Referring to a presentation given by Airbus CEO Tom Enders at AIAA AVIATION 2015 in which Enders asked, “Are we moving fast enough,” Eremenko echoed Enders:  “When we launched Airbus back in 1969, we weren’t just bold. Some might say we were downright rude. And it worked.”

Eremenko also discussed the rapid advances in electric flight.  In 2010, Airbus sponsored the development of a small all-electric aircraft that has seen advancements every year since.

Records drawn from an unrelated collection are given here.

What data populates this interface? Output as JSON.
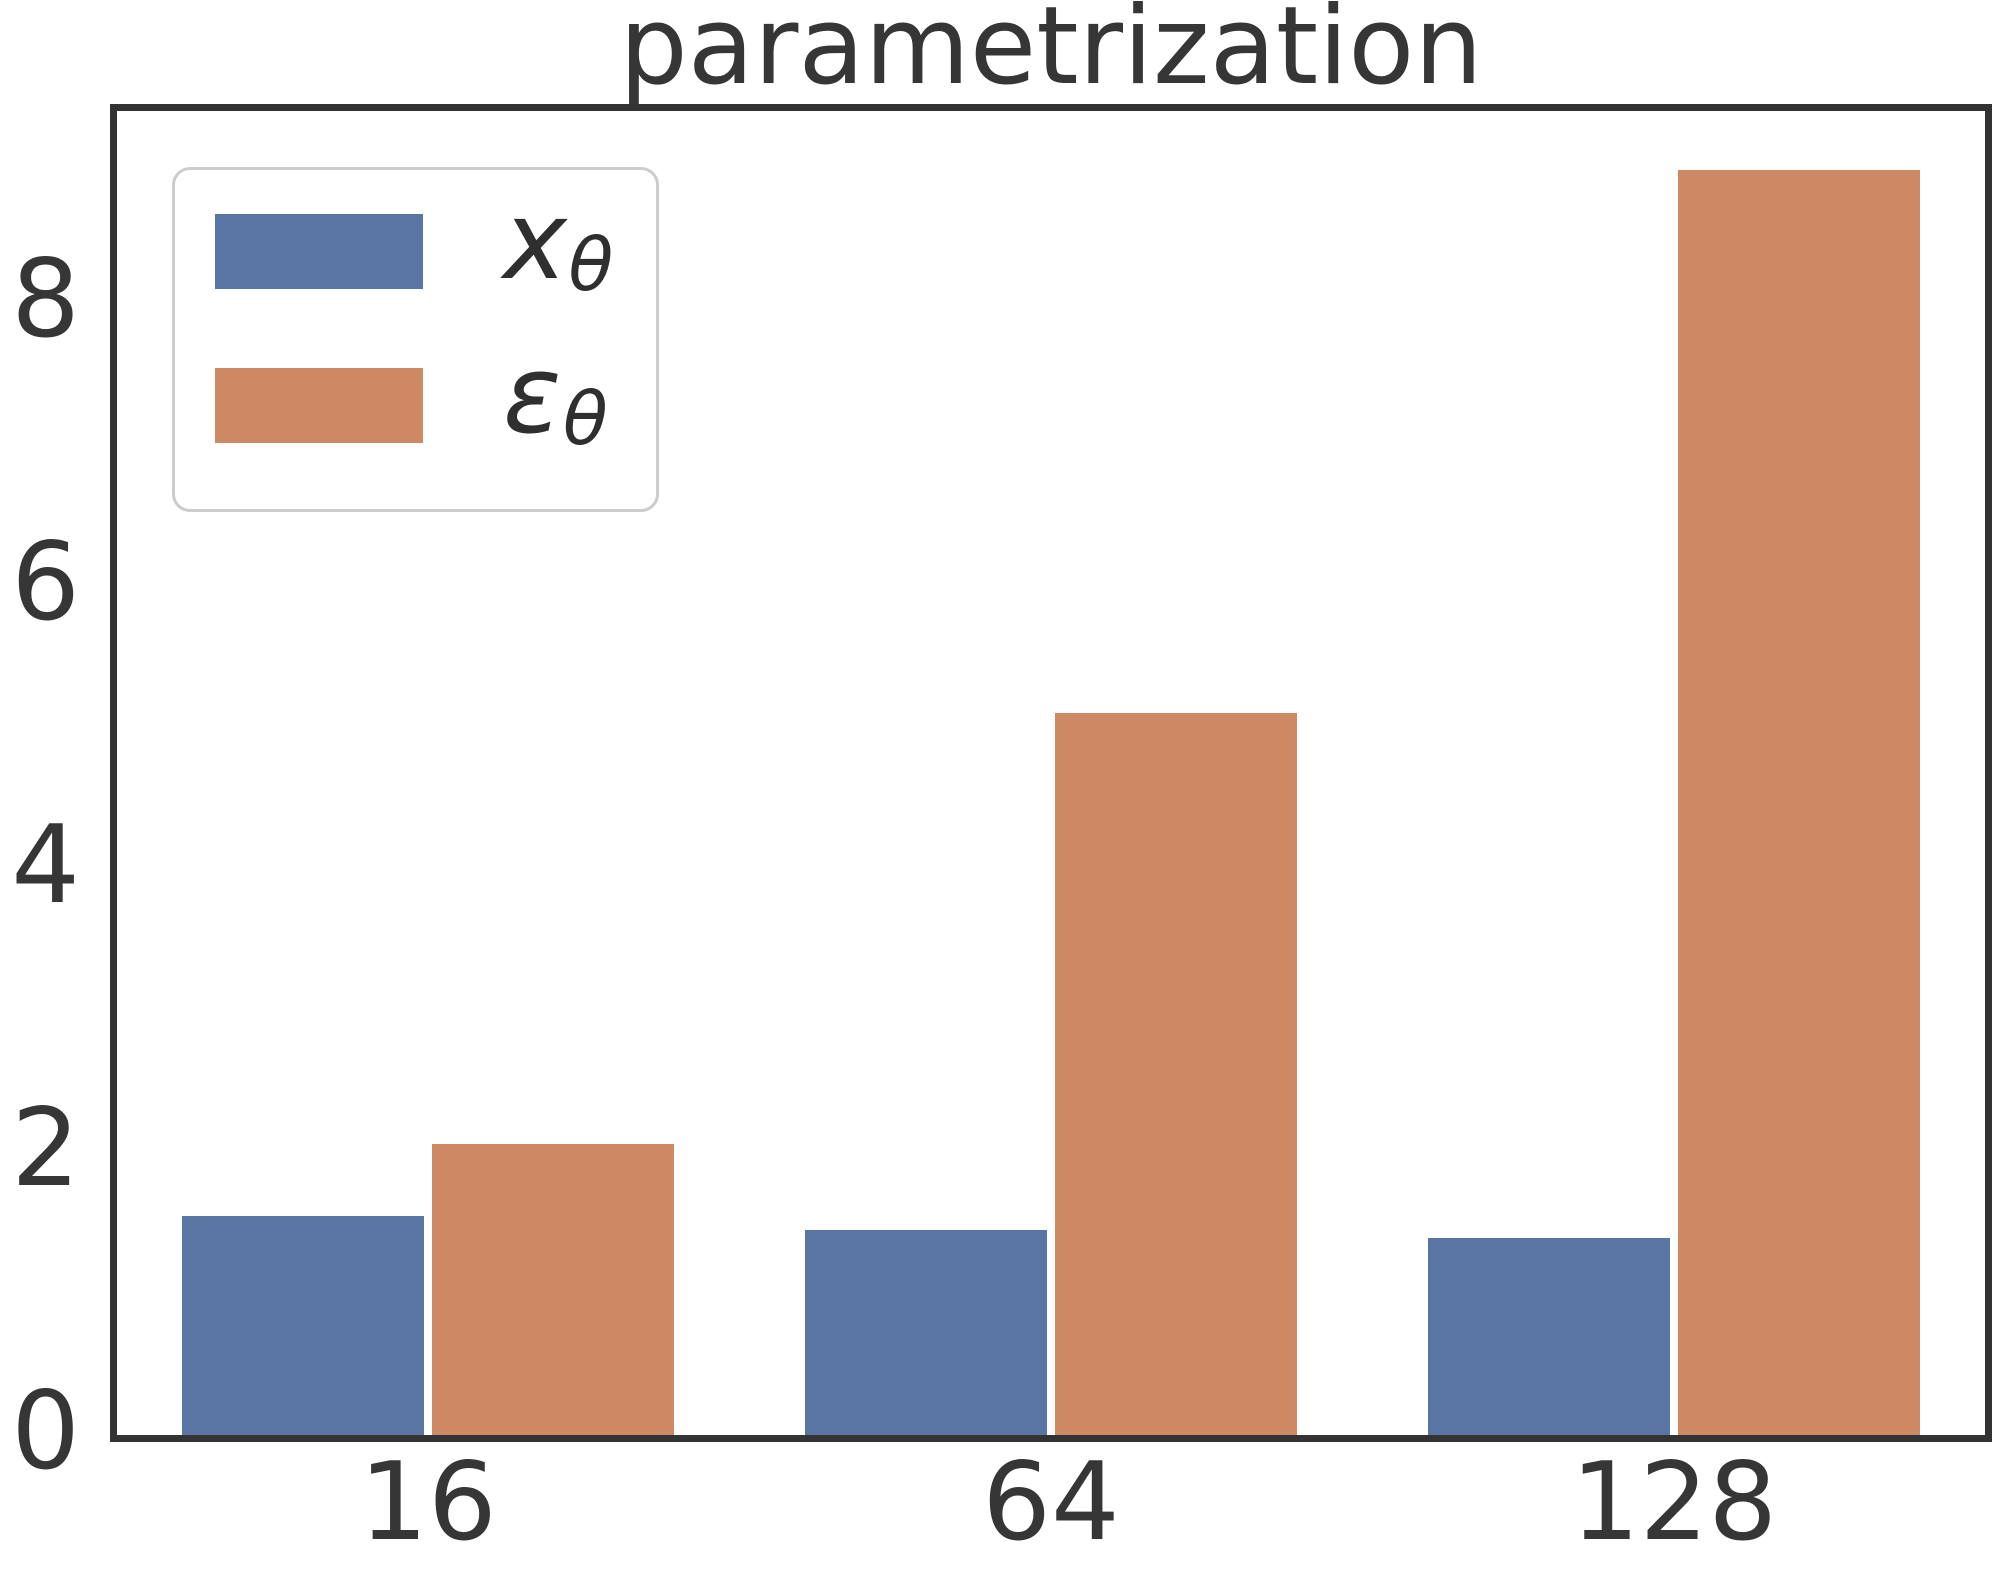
{
  "chart_data": {
    "type": "bar",
    "title": "parametrization",
    "categories": [
      "16",
      "64",
      "128"
    ],
    "series": [
      {
        "name": "x-theta",
        "label_main": "x",
        "label_sub": "θ",
        "color": "#5875A3",
        "values": [
          1.56,
          1.46,
          1.41
        ]
      },
      {
        "name": "epsilon-theta",
        "label_main": "ε",
        "label_sub": "θ",
        "color": "#CC8963",
        "values": [
          2.07,
          5.12,
          8.96
        ]
      }
    ],
    "xlabel": "",
    "ylabel": "",
    "ylim": [
      0,
      9.36
    ],
    "yticks": [
      "0",
      "2",
      "4",
      "6",
      "8"
    ],
    "grid": false,
    "legend_position": "upper left",
    "bar_edge_color": "#ffffff",
    "axis_color": "#333333",
    "text_color": "#363636",
    "legend_border_color": "#cccccc"
  }
}
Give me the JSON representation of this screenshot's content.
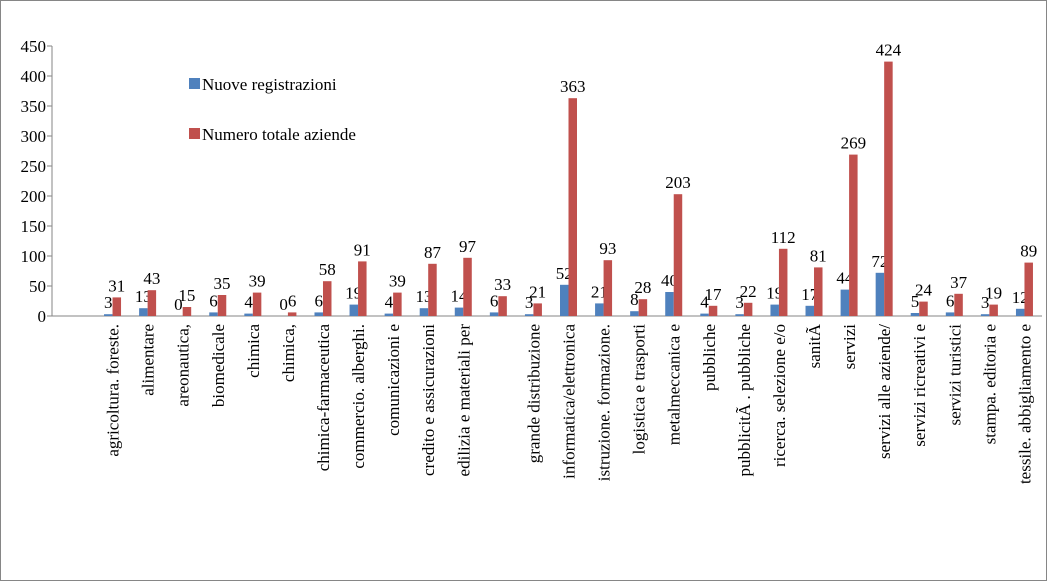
{
  "chart_data": {
    "type": "bar",
    "categories": [
      "agricoltura. foreste.",
      "alimentare",
      "areonautica,",
      "biomedicale",
      "chimica",
      "chimica,",
      "chimica-farmaceutica",
      "commercio. alberghi.",
      "comunicazioni e",
      "credito e assicurazioni",
      "edilizia e materiali per",
      null,
      "grande distribuzione",
      "informatica/elettronica",
      "istruzione. formazione.",
      "logistica e trasporti",
      "metalmeccanica e",
      "pubbliche",
      "pubblicitÃ . pubbliche",
      "ricerca. selezione e/o",
      "sanitÃ",
      "servizi",
      "servizi alle aziende/",
      "servizi ricreativi e",
      "servizi turistici",
      "stampa. editoria e",
      "tessile. abbigliamento e"
    ],
    "series": [
      {
        "name": "Nuove registrazioni",
        "color": "#4f81bd",
        "values": [
          3,
          13,
          0,
          6,
          4,
          0,
          6,
          19,
          4,
          13,
          14,
          6,
          3,
          52,
          21,
          8,
          40,
          4,
          3,
          19,
          17,
          44,
          72,
          5,
          6,
          3,
          12
        ]
      },
      {
        "name": "Numero totale aziende",
        "color": "#c0504d",
        "values": [
          31,
          43,
          15,
          35,
          39,
          6,
          58,
          91,
          39,
          87,
          97,
          33,
          21,
          363,
          93,
          28,
          203,
          17,
          22,
          112,
          81,
          269,
          424,
          24,
          37,
          19,
          89
        ]
      }
    ],
    "ylim": [
      0,
      450
    ],
    "yticks": [
      0,
      50,
      100,
      150,
      200,
      250,
      300,
      350,
      400,
      450
    ],
    "grid": false,
    "data_labels": true
  }
}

In 2015, an Airbus test pilot flew the  E-Fan across the English Channel.

Eremenko said the first powered flight of Airbus’ Vahana, a single-passenger all-electric, fully autonomous vertical takeoff and landing air-taxi demonstrator with a tilt-wing configuration, is slated for later this year.

“In V/TOL, we stand at a convergence point of several new technologies, namely autonomy, electric propulsion, low-cost mass manufactured composites ... and the digitally enabled business model of on-demand personal mobility,” Eremenko said. “Combined, they seem to offer the realistic prospect of a new class of vehicles that could make the dream of urban air mobility finally real.”

Eremenko cautioned that the industry is still in the early stages of the urban air mobility journey, but he said he would be “astonished” not to see in the next four to five years a full-scale pilot of an urban air transport system in a major city.

“And I sure as hell want to help build it,” he said.